On Tue, Nov 01, 2016 at 07:51:27AM +0800, Ming Lei wrote:
> Sorry for forgetting to mention one important point:
> 
> - after multipage bvec is introduced, the iterated bvec pointer
> still points to singlge page bvec, which is generated in-flight
> and is readonly actually. That is the motivation about the introduction
> of bio_for_each_segment_all_rd().
> 
> So maybe bio_for_each_page_all_ro() is better?
> 
> For _wt(), we still can keep it as bio_for_each_segment(), which also
> reflects that now the iterated bvec points to one whole segment if
> we name _rd as bio_for_each_page_all_ro().
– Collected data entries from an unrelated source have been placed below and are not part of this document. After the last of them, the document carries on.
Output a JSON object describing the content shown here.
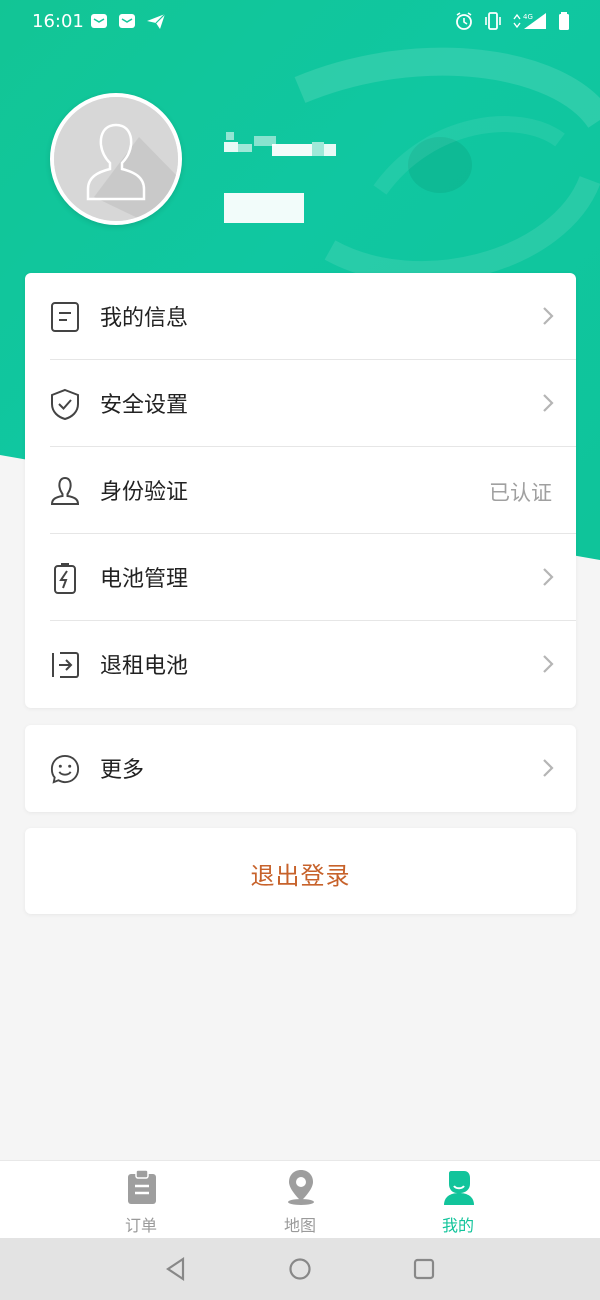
{
  "status_bar": {
    "time": "16:01",
    "network": "4G",
    "left_icons": [
      "mail-icon",
      "mail-icon",
      "send-icon"
    ],
    "right_icons": [
      "alarm-icon",
      "vibrate-icon",
      "data-arrows-icon",
      "signal-icon",
      "battery-icon"
    ]
  },
  "profile": {
    "avatar_icon": "default-avatar-icon"
  },
  "menu": {
    "items": [
      {
        "label": "我的信息",
        "icon": "document-icon"
      },
      {
        "label": "安全设置",
        "icon": "shield-check-icon"
      },
      {
        "label": "身份验证",
        "icon": "person-icon",
        "status": "已认证"
      },
      {
        "label": "电池管理",
        "icon": "battery-charge-icon"
      },
      {
        "label": "退租电池",
        "icon": "exit-icon"
      }
    ],
    "more": {
      "label": "更多",
      "icon": "smile-icon"
    }
  },
  "logout": {
    "label": "退出登录"
  },
  "tabbar": {
    "tabs": [
      {
        "label": "订单",
        "icon": "clipboard-icon"
      },
      {
        "label": "地图",
        "icon": "location-pin-icon"
      },
      {
        "label": "我的",
        "icon": "user-icon",
        "active": true
      }
    ]
  },
  "nav": {
    "buttons": [
      "back-icon",
      "home-icon",
      "recents-icon"
    ]
  },
  "colors": {
    "accent_green": "#12c49b",
    "logout_orange": "#c7622b",
    "background": "#f5f5f5"
  }
}
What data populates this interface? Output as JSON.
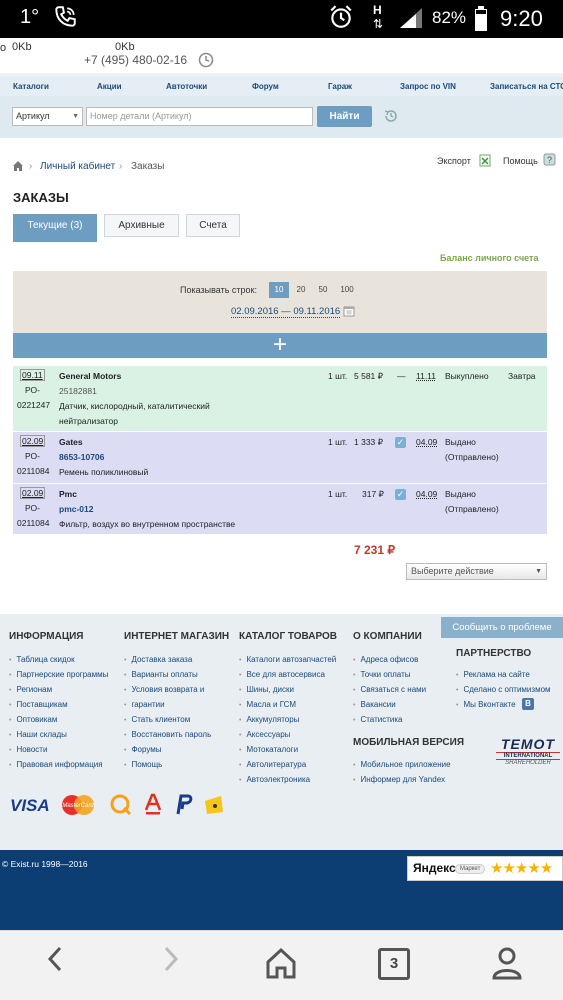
{
  "status": {
    "left_text": "1°",
    "battery": "82%",
    "time": "9:20",
    "signal_letter": "H"
  },
  "header": {
    "traffic_left": "0Kb",
    "traffic_right": "0Kb",
    "phone": "+7 (495) 480-02-16"
  },
  "nav": {
    "items": [
      "Каталоги",
      "Акции",
      "Автоточки",
      "Форум",
      "Гараж",
      "Запрос по VIN",
      "Записаться на СТО"
    ]
  },
  "search": {
    "type_value": "Артикул",
    "placeholder": "Номер детали (Артикул)",
    "button": "Найти"
  },
  "breadcrumb": {
    "cabinet": "Личный кабинет",
    "sep": "›",
    "current": "Заказы"
  },
  "actions": {
    "export": "Экспорт",
    "help": "Помощь"
  },
  "page_title": "ЗАКАЗЫ",
  "tabs": [
    "Текущие (3)",
    "Архивные",
    "Счета"
  ],
  "balance_link": "Баланс личного счета",
  "filters": {
    "rows_label": "Показывать строк:",
    "rows_options": [
      "10",
      "20",
      "50",
      "100"
    ],
    "rows_selected": "10",
    "date_range": "02.09.2016 — 09.11.2016"
  },
  "add_symbol": "+",
  "orders": [
    {
      "date": "09.11",
      "num1": "РО-",
      "num2": "0221247",
      "brand": "General Motors",
      "article": "25182881",
      "desc1": "Датчик, кислородный, каталитический",
      "desc2": "нейтрализатор",
      "qty": "1 шт.",
      "price": "5 581 ₽",
      "mark": "—",
      "due": "11.11",
      "status1": "Выкуплено",
      "status2": "",
      "extra": "Завтра",
      "bg": "#d9f2e4"
    },
    {
      "date": "02.09",
      "num1": "РО-",
      "num2": "0211084",
      "brand": "Gates",
      "article": "8653-10706",
      "desc1": "Ремень поликлиновый",
      "desc2": "",
      "qty": "1 шт.",
      "price": "1 333 ₽",
      "mark": "✓",
      "due": "04.09",
      "status1": "Выдано",
      "status2": "(Отправлено)",
      "extra": "",
      "bg": "#dcdcf5"
    },
    {
      "date": "02.09",
      "num1": "РО-",
      "num2": "0211084",
      "brand": "Pmc",
      "article": "pmc-012",
      "desc1": "Фильтр, воздух во внутренном пространстве",
      "desc2": "",
      "qty": "1 шт.",
      "price": "317 ₽",
      "mark": "✓",
      "due": "04.09",
      "status1": "Выдано",
      "status2": "(Отправлено)",
      "extra": "",
      "bg": "#dcdcf5"
    }
  ],
  "total": "7 231 ₽",
  "action_select": "Выберите действие",
  "footer": {
    "report_button": "Сообщить о проблеме",
    "info": {
      "title": "ИНФОРМАЦИЯ",
      "items": [
        "Таблица скидок",
        "Партнерские программы",
        "Регионам",
        "Поставщикам",
        "Оптовикам",
        "Наши склады",
        "Новости",
        "Правовая информация"
      ]
    },
    "shop": {
      "title": "ИНТЕРНЕТ МАГАЗИН",
      "items": [
        "Доставка заказа",
        "Варианты оплаты",
        "Условия возврата и",
        "гарантии",
        "Стать клиентом",
        "Восстановить пароль",
        "Форумы",
        "Помощь"
      ]
    },
    "catalog": {
      "title": "КАТАЛОГ ТОВАРОВ",
      "items": [
        "Каталоги автозапчастей",
        "Все для автосервиса",
        "Шины, диски",
        "Масла и ГСМ",
        "Аккумуляторы",
        "Аксессуары",
        "Мотокаталоги",
        "Автолитература",
        "Автоэлектроника"
      ]
    },
    "company": {
      "title": "О КОМПАНИИ",
      "items": [
        "Адреса офисов",
        "Точки оплаты",
        "Связаться с нами",
        "Вакансии",
        "Статистика"
      ]
    },
    "partner": {
      "title": "ПАРТНЕРСТВО",
      "items": [
        "Реклама на сайте",
        "Сделано с оптимизмом",
        "Мы Вконтакте"
      ]
    },
    "mobile": {
      "title": "МОБИЛЬНАЯ ВЕРСИЯ",
      "items": [
        "Мобильное приложение",
        "Информер для Yandex"
      ]
    },
    "temot": {
      "line1": "TEMOT",
      "line2": "INTERNATIONAL",
      "line3": "SHAREHOLDER"
    },
    "payments": {
      "visa": "VISA",
      "mastercard": "MasterCard"
    },
    "copyright": "© Exist.ru 1998—2016",
    "yandex": "Яндекс",
    "yandex_market": "Маркет",
    "stars": "★★★★★"
  },
  "navbar": {
    "tabs_count": "3"
  }
}
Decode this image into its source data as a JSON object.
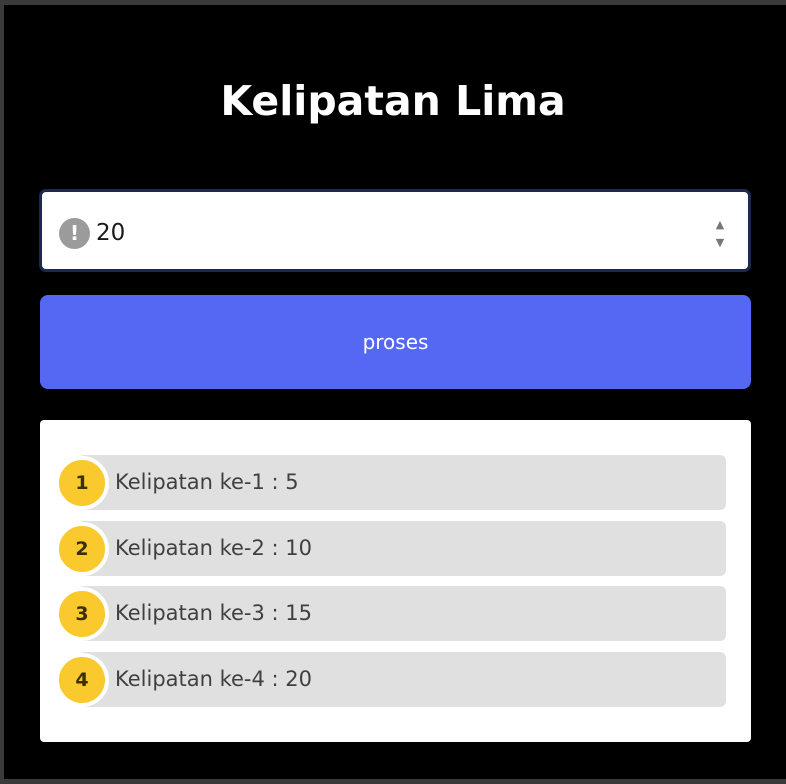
{
  "page": {
    "title": "Kelipatan Lima"
  },
  "input": {
    "value": "20",
    "warning_icon": "!",
    "spinner_up_icon": "▲",
    "spinner_down_icon": "▼"
  },
  "button": {
    "label": "proses"
  },
  "results": [
    {
      "number": "1",
      "text": "Kelipatan ke-1 : 5"
    },
    {
      "number": "2",
      "text": "Kelipatan ke-2 : 10"
    },
    {
      "number": "3",
      "text": "Kelipatan ke-3 : 15"
    },
    {
      "number": "4",
      "text": "Kelipatan ke-4 : 20"
    }
  ],
  "colors": {
    "background": "#000000",
    "button": "#5468f4",
    "badge": "#f9c92d",
    "item_bar": "#e0e0e0"
  }
}
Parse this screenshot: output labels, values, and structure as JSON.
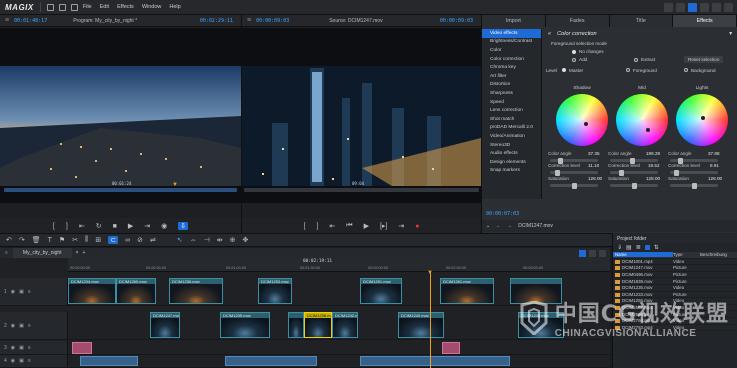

I'm agnostic as to what the right names are --- my big concern is
there is an explosion of bio_for_each_page_* functions, and that there
isn't good documentation about (a) when to use each of these
functions, and (b) why.  I was goinig through the patch series, and it
was hard for me to figure out why, and I was looking through all of
the patches.  Once all of the patches are merged in, I am concerned
this is going to be massive trapdoor that will snare a large number of
unwitting developers.

As far as my preference, from an abstract perspective, if one version
(the read-write variant, I presume) is always safe, while one (the
read-only variant) is faster, if you can work under restricted
circumstances, naming the safe version so it is the "default", and
more dangerous one with the name that makes it a bit more obvious what
you have to do in order to use it safely, and then very clearly
document both in sources, and in the Documentation directory, what the
issues are and what you have to do in order to use the faster version.